A place to share alternatives to popular online services that can be self-hosted without giving up privacy or locking you into a service you don’t control.
Rules:
Be civil: we’re here to support and learn from one another. Insults won’t be tolerated. Flame wars are frowned upon.
No spam posting.
Posts have to be centered around self-hosting. There are other communities for discussing hardware or home computing. If it’s not obvious why your post topic revolves around selfhosting, please include details to make it clear.
Don’t duplicate the full text of your blog or github here. Just post the link for folks to click.
Submission headline should match the article title (don’t cherry-pick information from the title to fit your agenda).
No trolling.
Resources:
Any issues on the community? Report it using the report flag.
Questions? DM the mods!
That’s an Ubuntu thing. They prefer you use apt to install deps, but you don’t absolutely need to. The PROPER way to work around this is starting a localized python virtual environment for your project directory. That is essentially sandboxing a python environment that only installs dependencies into the project directory and doesn’t alter your system globally.

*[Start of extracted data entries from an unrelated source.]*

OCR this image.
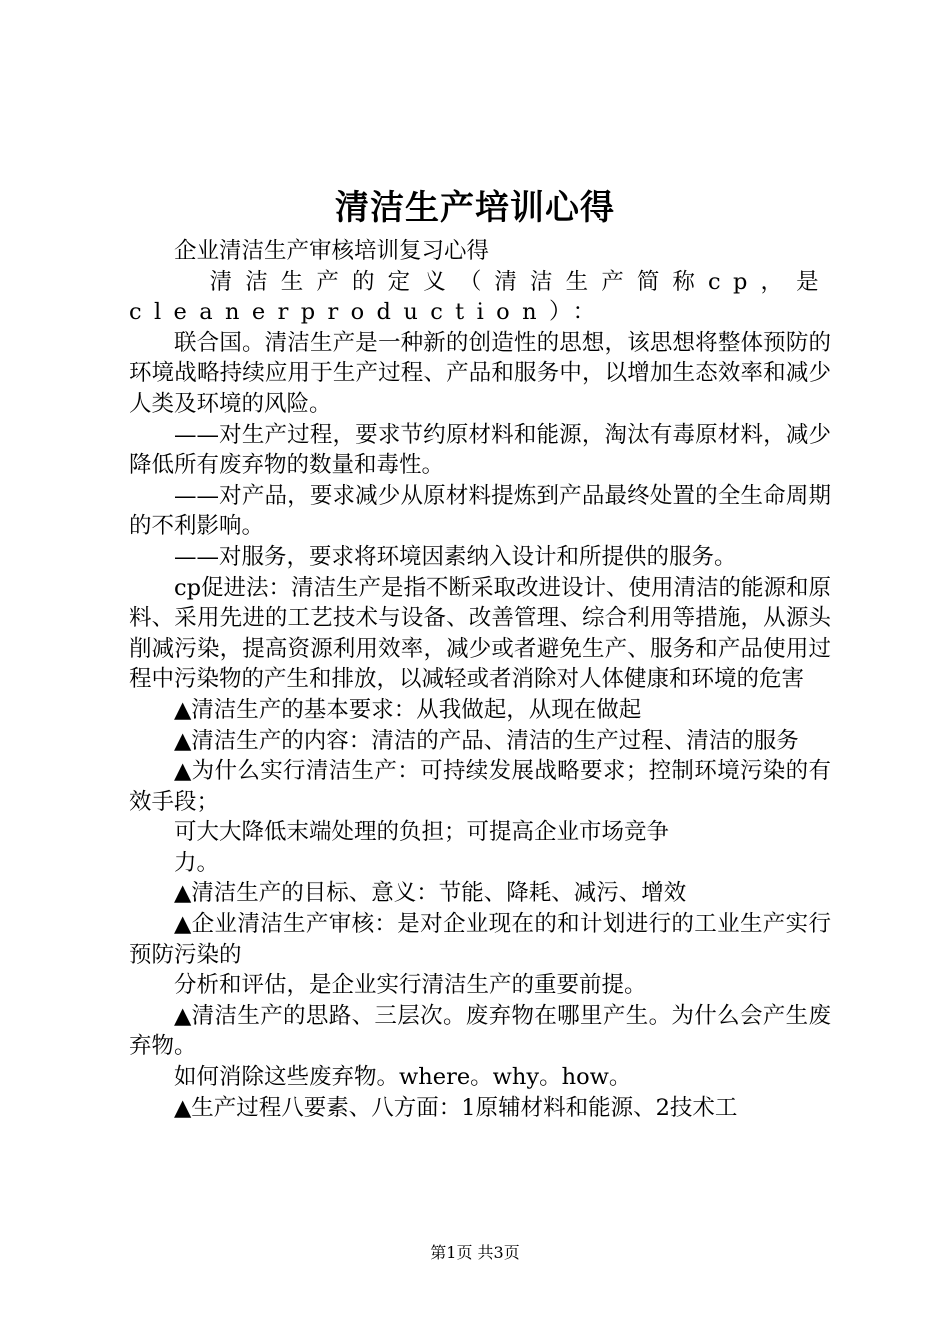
清洁生产培训心得

企业清洁生产审核培训复习心得

　清洁生产的定义（清洁生产简称cp，是cleanerproduction）：

联合国。清洁生产是一种新的创造性的思想，该思想将整体预防的环境战略持续应用于生产过程、产品和服务中，以增加生态效率和减少人类及环境的风险。

——对生产过程，要求节约原材料和能源，淘汰有毒原材料，减少降低所有废弃物的数量和毒性。

——对产品，要求减少从原材料提炼到产品最终处置的全生命周期的不利影响。

——对服务，要求将环境因素纳入设计和所提供的服务。

cp促进法：清洁生产是指不断采取改进设计、使用清洁的能源和原料、采用先进的工艺技术与设备、改善管理、综合利用等措施，从源头削减污染，提高资源利用效率，减少或者避免生产、服务和产品使用过程中污染物的产生和排放，以减轻或者消除对人体健康和环境的危害

▲清洁生产的基本要求：从我做起，从现在做起

▲清洁生产的内容：清洁的产品、清洁的生产过程、清洁的服务

▲为什么实行清洁生产：可持续发展战略要求；控制环境污染的有效手段；

可大大降低末端处理的负担；可提高企业市场竞争

力。

▲清洁生产的目标、意义：节能、降耗、减污、增效

▲企业清洁生产审核：是对企业现在的和计划进行的工业生产实行预防污染的

分析和评估，是企业实行清洁生产的重要前提。

▲清洁生产的思路、三层次。废弃物在哪里产生。为什么会产生废弃物。

如何消除这些废弃物。where。why。how。

▲生产过程八要素、八方面：1原辅材料和能源、2技术工

第1页 共3页
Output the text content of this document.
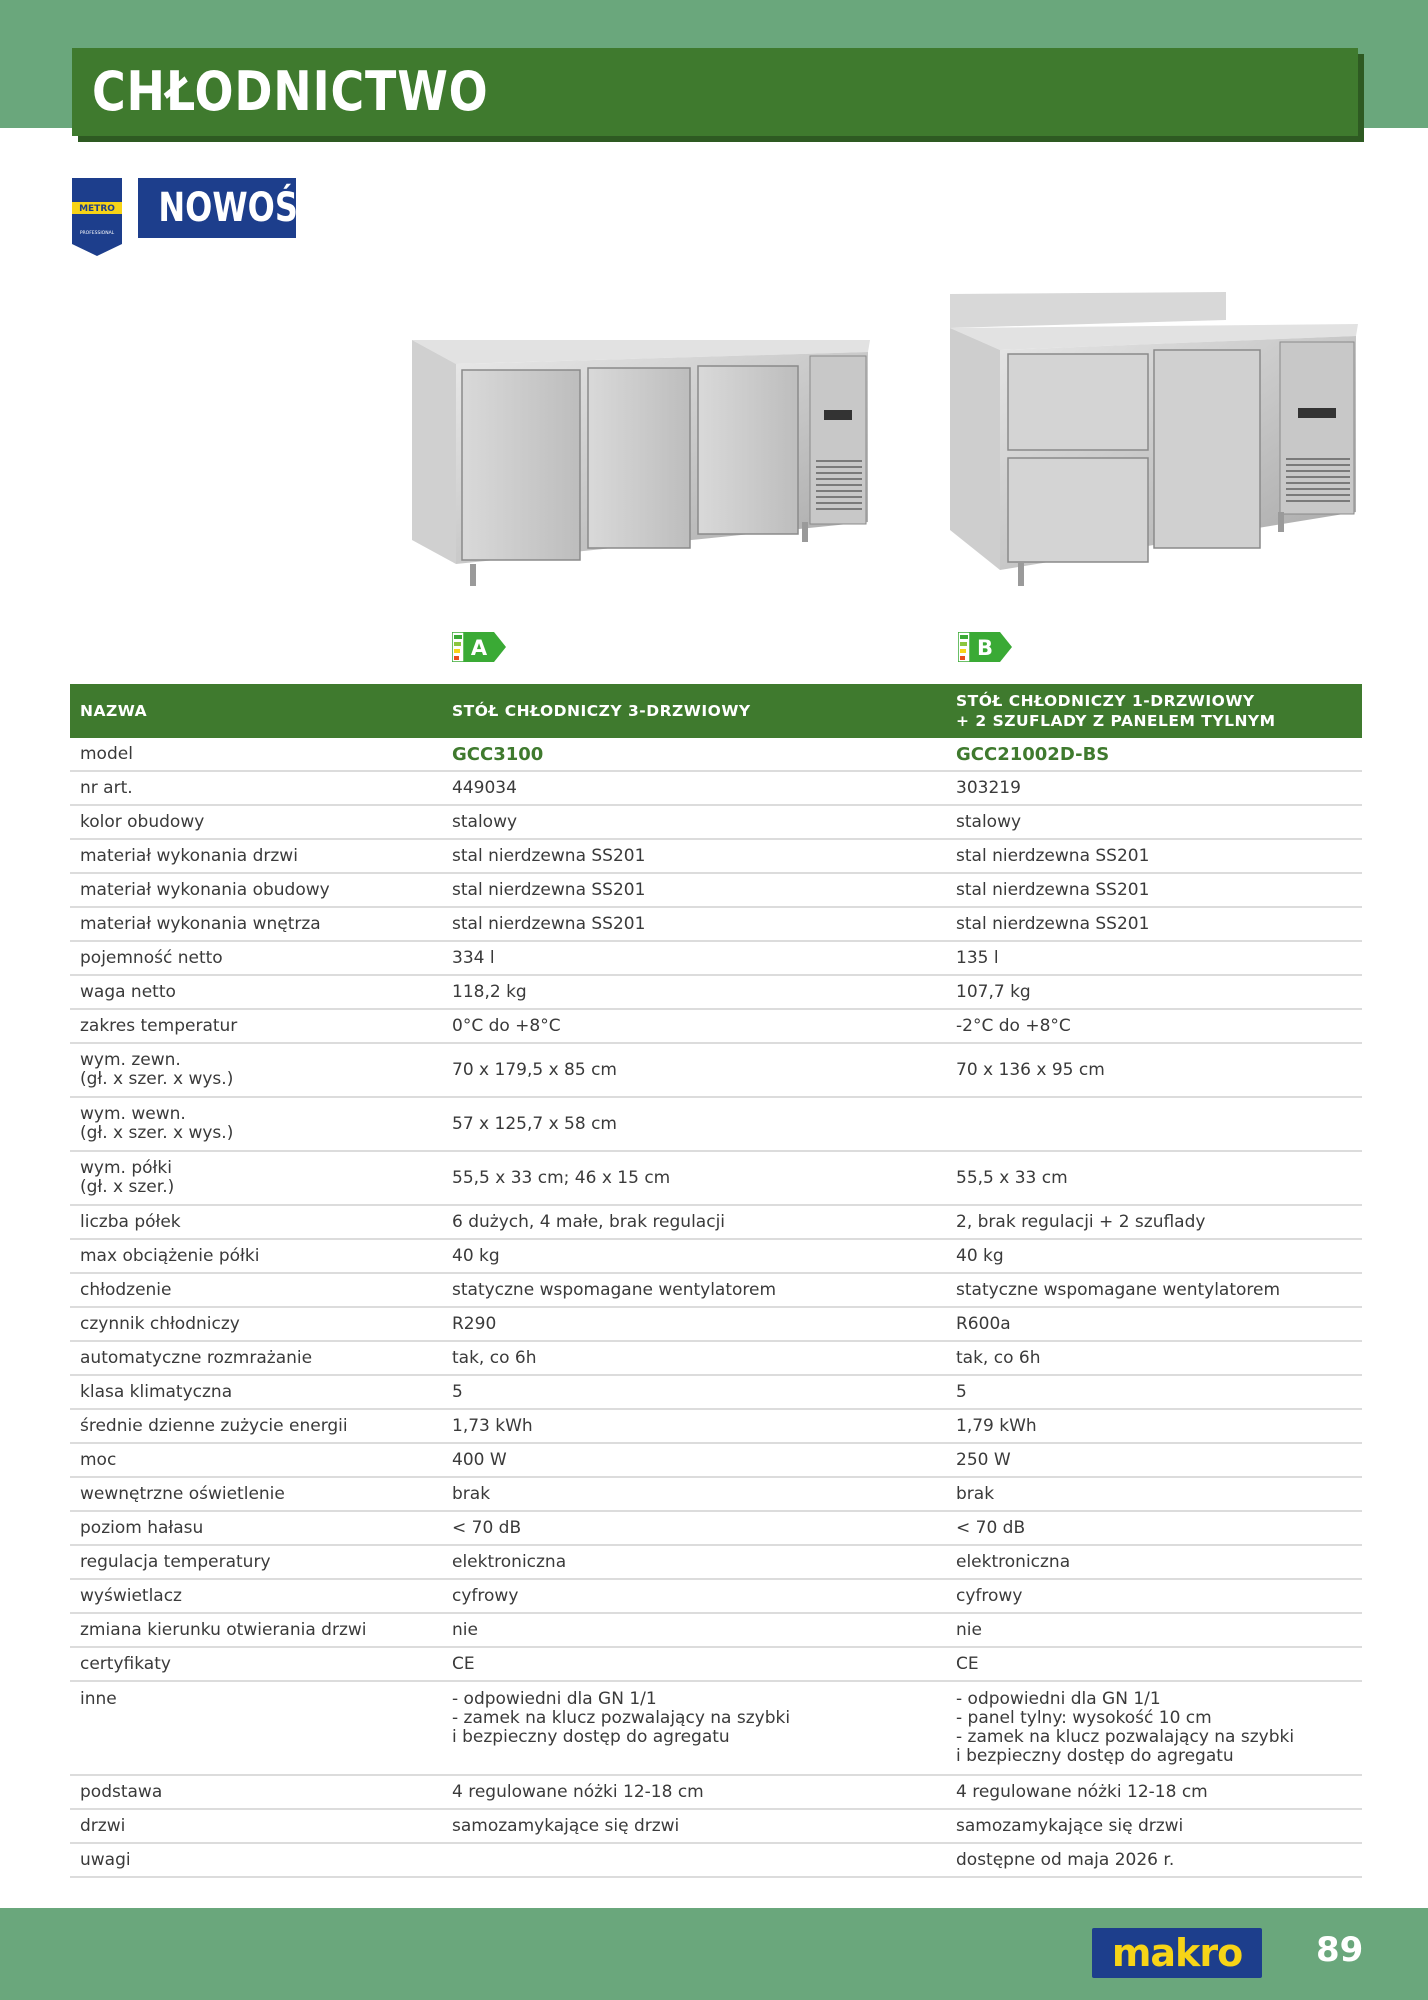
CHŁODNICTWO
METRO
PROFESSIONAL
NOWOŚĆ
A	B
NAZWA	STÓŁ CHŁODNICZY 3-DRZWIOWY	STÓŁ CHŁODNICZY 1-DRZWIOWY
+ 2 SZUFLADY Z PANELEM TYLNYM
model	GCC3100	GCC21002D-BS
nr art.	449034	303219
kolor obudowy	stalowy	stalowy
materiał wykonania drzwi	stal nierdzewna SS201	stal nierdzewna SS201
materiał wykonania obudowy	stal nierdzewna SS201	stal nierdzewna SS201
materiał wykonania wnętrza	stal nierdzewna SS201	stal nierdzewna SS201
pojemność netto	334 l	135 l
waga netto	118,2 kg	107,7 kg
zakres temperatur	0°C do +8°C	-2°C do +8°C
wym. zewn.
(gł. x szer. x wys.)	70 x 179,5 x 85 cm	70 x 136 x 95 cm
wym. wewn.
(gł. x szer. x wys.)	57 x 125,7 x 58 cm	
wym. półki
(gł. x szer.)	55,5 x 33 cm; 46 x 15 cm	55,5 x 33 cm
liczba półek	6 dużych, 4 małe, brak regulacji	2, brak regulacji + 2 szuflady
max obciążenie półki	40 kg	40 kg
chłodzenie	statyczne wspomagane wentylatorem	statyczne wspomagane wentylatorem
czynnik chłodniczy	R290	R600a
automatyczne rozmrażanie	tak, co 6h	tak, co 6h
klasa klimatyczna	5	5
średnie dzienne zużycie energii	1,73 kWh	1,79 kWh
moc	400 W	250 W
wewnętrzne oświetlenie	brak	brak
poziom hałasu	< 70 dB	< 70 dB
regulacja temperatury	elektroniczna	elektroniczna
wyświetlacz	cyfrowy	cyfrowy
zmiana kierunku otwierania drzwi	nie	nie
certyfikaty	CE	CE
inne	- odpowiedni dla GN 1/1
- zamek na klucz pozwalający na szybki
i bezpieczny dostęp do agregatu	- odpowiedni dla GN 1/1
- panel tylny: wysokość 10 cm
- zamek na klucz pozwalający na szybki
i bezpieczny dostęp do agregatu
podstawa	4 regulowane nóżki 12-18 cm	4 regulowane nóżki 12-18 cm
drzwi	samozamykające się drzwi	samozamykające się drzwi
uwagi		dostępne od maja 2026 r.
makro	89
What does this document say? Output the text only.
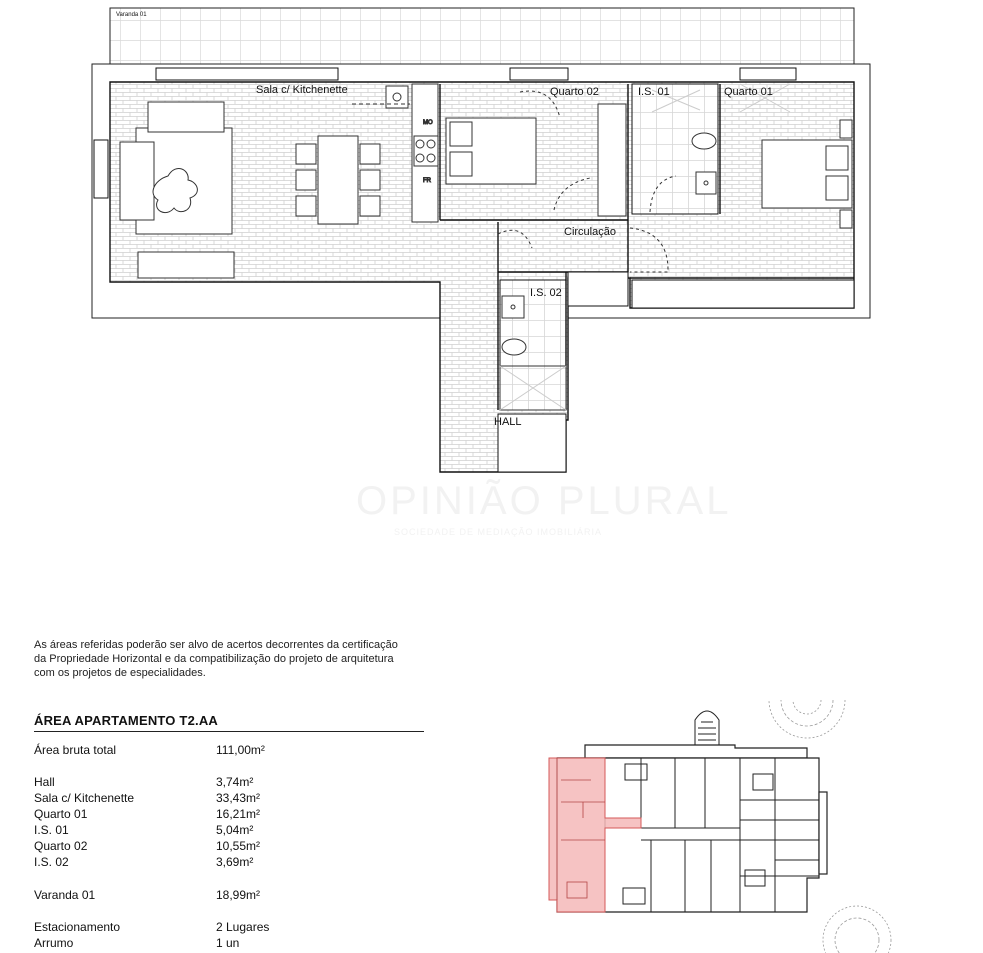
Varanda 01
MO
FR
Sala c/ Kitchenette	Quarto 02	I.S. 01	Quarto 01
Circulação
I.S. 02
HALL
OPINIÃO PLURAL
SOCIEDADE DE MEDIAÇÃO IMOBILIÁRIA
As áreas referidas poderão ser alvo de acertos decorrentes da certificação
da Propriedade Horizontal e da compatibilização do projeto de arquitetura
com os projetos de especialidades.
ÁREA APARTAMENTO T2.AA
Área bruta total	111,00m²
Hall	3,74m²
Sala c/ Kitchenette	33,43m²
Quarto 01	16,21m²
I.S. 01	5,04m²
Quarto 02	10,55m²
I.S. 02	3,69m²
Varanda 01	18,99m²
Estacionamento	2 Lugares
Arrumo	1 un
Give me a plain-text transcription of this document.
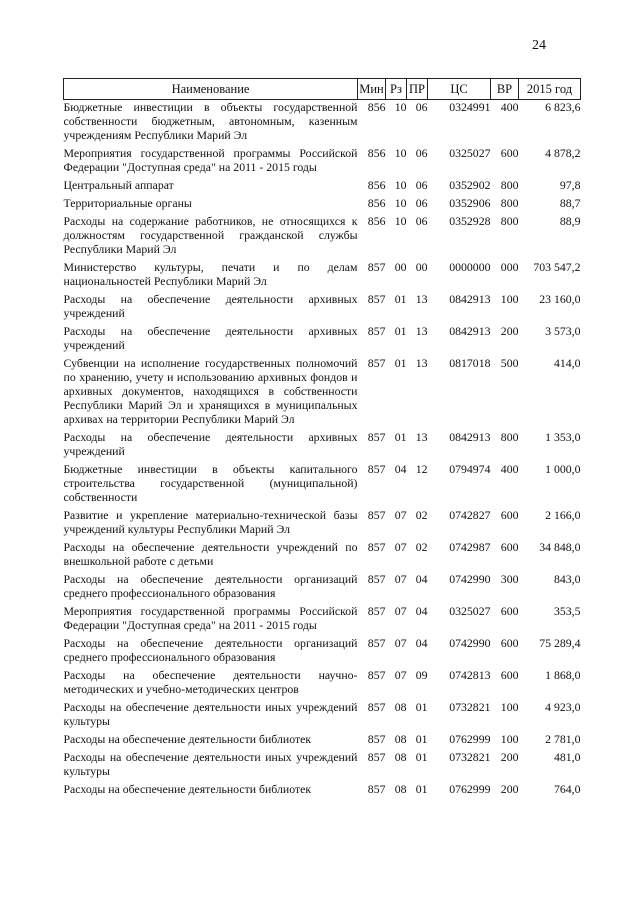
24
Наименование	Мин	Рз	ПР	ЦС	ВР	2015 год
Бюджетные инвестиции в объекты государственной собственности бюджетным, автономным, казенным учреждениям Республики Марий Эл	856	10	06	0324991	400	6 823,6
Мероприятия государственной программы Российской Федерации "Доступная среда" на 2011 - 2015 годы	856	10	06	0325027	600	4 878,2
Центральный аппарат	856	10	06	0352902	800	97,8
Территориальные органы	856	10	06	0352906	800	88,7
Расходы на содержание работников, не относящихся к должностям государственной гражданской службы Республики Марий Эл	856	10	06	0352928	800	88,9
Министерство культуры, печати и по делам национальностей Республики Марий Эл	857	00	00	0000000	000	703 547,2
Расходы на обеспечение деятельности архивных учреждений	857	01	13	0842913	100	23 160,0
Расходы на обеспечение деятельности архивных учреждений	857	01	13	0842913	200	3 573,0
Субвенции на исполнение государственных полномочий по хранению, учету и использованию архивных фондов и архивных документов, находящихся в собственности Республики Марий Эл и хранящихся в муниципальных архивах на территории Республики Марий Эл	857	01	13	0817018	500	414,0
Расходы на обеспечение деятельности архивных учреждений	857	01	13	0842913	800	1 353,0
Бюджетные инвестиции в объекты капитального строительства государственной (муниципальной) собственности	857	04	12	0794974	400	1 000,0
Развитие и укрепление материально-технической базы учреждений культуры Республики Марий Эл	857	07	02	0742827	600	2 166,0
Расходы на обеспечение деятельности учреждений по внешкольной работе с детьми	857	07	02	0742987	600	34 848,0
Расходы на обеспечение деятельности организаций среднего профессионального образования	857	07	04	0742990	300	843,0
Мероприятия государственной программы Российской Федерации "Доступная среда" на 2011 - 2015 годы	857	07	04	0325027	600	353,5
Расходы на обеспечение деятельности организаций среднего профессионального образования	857	07	04	0742990	600	75 289,4
Расходы на обеспечение деятельности научно-методических и учебно-методических центров	857	07	09	0742813	600	1 868,0
Расходы на обеспечение деятельности иных учреждений культуры	857	08	01	0732821	100	4 923,0
Расходы на обеспечение деятельности библиотек	857	08	01	0762999	100	2 781,0
Расходы на обеспечение деятельности иных учреждений культуры	857	08	01	0732821	200	481,0
Расходы на обеспечение деятельности библиотек	857	08	01	0762999	200	764,0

Lots of instructions on the steps to do this out there that should get you going in just a few minutes.
OK thanks. I will look into that. The fact that they are installed in a “sandbox”… will that prevent them from being accessible to the decluttarr script?
This happens inside whatever directory you have Decluttar in, and then the local venv runs decluttar
I don’t understand a bit of this, but I got everything installed and running. Seems I have to ‘activate’ the venv and run the script from within it. Not sure how this works with the script auto running itself periodically, but I guess I will find out! Thanks for pointing me in the right direction.
https://stackoverflow.com/questions/3287038/cron-and-virtualenv
I haven’t looked at the particulars of this applications, but if you path the python binary you use to run the application, it should use the environment that’s with it, without being activated. Activate just prepends the path for that venv to every command you give from then on when you’re working in a shell. And as noted in there, make sure you specify /bin/bash as your shell in cronjobs since it uses sh by default so you might run into issues in that context.
A virtual environment is just a copy of the python and pip binaries. When you activate the venv, the venv dirs temporarily get added to your path, so your regular python alias points to the binary in the venv (run
which python
with venv active to verify). Pip will install modules to a subdir of your venv. It basically works like npm and the node_modules dir.On second read, maybe you already knew that.